今ごろはハウスのイチゴが盛んでフルーツ街道はイチゴ一色であろう。タクシーは根津財閥が作った橋を渡り、まだ枯れ枝でしかない葡萄の畑を抜けて、桃の畑を抜けてフルーツ街道に入り、そうして山の中の林道を抜けるようにしてほったらかしの湯にたどり着く。
タクシーの運転手にはきっかり一時間後にこの場所へ来てくださいと頼んでおく。
それから600円の入湯券を買って温泉に入る。温泉は室内が1カ所、露天が2カ所あって室内がやや高温で身体は芯から温まる。露天温泉は何時間入っていてものぼせることがない。それほどぬるい。

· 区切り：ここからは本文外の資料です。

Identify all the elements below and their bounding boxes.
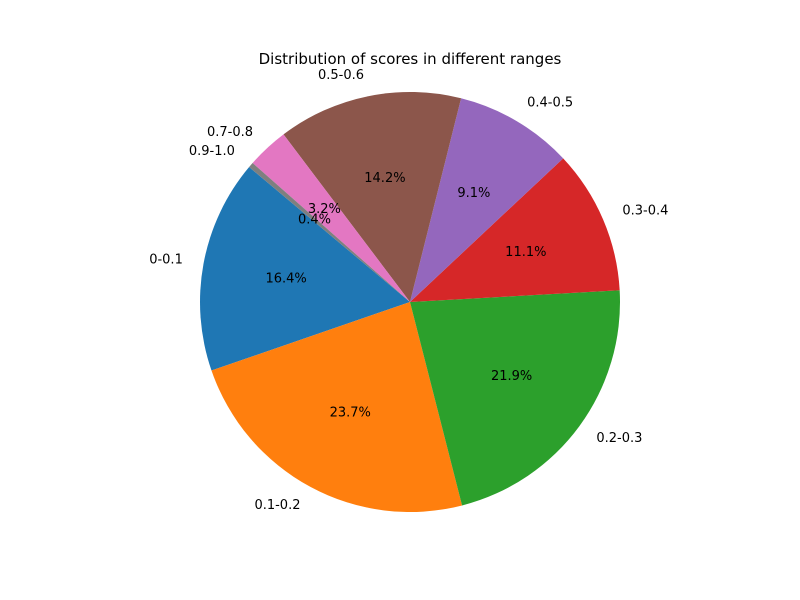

天気さえ良ければ霊峰富士は目前にある。東京の銭湯ではペンキ絵で富士山を描いているが、ここは本物が目の前にある。だから観光バスが乗り付けるのかもしれない。しかしたくさんの観光バスが駐車していようと温泉に人は少ない。顧客はあっちの湯とこっちの湯に分散し、さらに湯上り後の飲食場に分散されている。たくさんの人が湯上りの上気した身体を生ビールで冷やしている。
私のお目当てもこの温泉のあとにある。
山梨市に北という地名があって、ここには窪八幡神社という西暦859年に建立されたといわれる重要文化財があるのだが、窪八幡神社の向こう三軒両隣に江戸時代から続く酒蔵がある。
この酒蔵は養老酒蔵といって180余年の歴史を持ち、建物も当時のもので、その屋根裏をスパッと広い一部屋にして、この厨房で女将が手料理を作ってくれるのである。これが180余年の歴史を背負い、とてつもない品格があって実に旨い!しかも東京での名店と言われる同等の料理と比べ価格は三分の一に満たず、ひたすら驚いてしまう。
行きたくなると電話を一本いれてというのは、この女将に電話をいれるのである。
二階の窓越しに黒い瓦屋根が見える。瓦は太陽の光を吸い込んで自分の光を放つ。
養老酒蔵には幾本もの赤松があって、太い赤松の幹の向こうに瓦屋根が見える。
酒は、酒蔵だからありとある酒がある。私は女将の料理を食べ、ここの酒を飲んで、瓦を愛でる。
私は友人を誘って養老酒造へいく。時には一人でも行く。
湯上りの身体に酒は効く。こうして至極の数時間を友人やこの酒蔵の家族と過ごす。
山梨の言葉は長野と静岡の言葉を混ぜたようで私は長野県人と静岡県人と同時に話をしているような錯覚に陥る。あ、そこは静岡弁!、あ、そこは長野弁。こんな楽しみ方が私はできる。それからひとときしてタクシーですぐそこにある山梨市駅まで戻る。そうしてタイミングよく到着する夕方のかいじで私は東京に戻る。わずか1時間30分に満たない時間で特急列車は私を都心まで連れ帰ってくれる。
まもなく桃の花が甲斐路の空気を桃色に染める。桃の名産地である春日井や一宮は空まで桃色に染まる。私は今の時期、山梨市の春が待ち遠しい。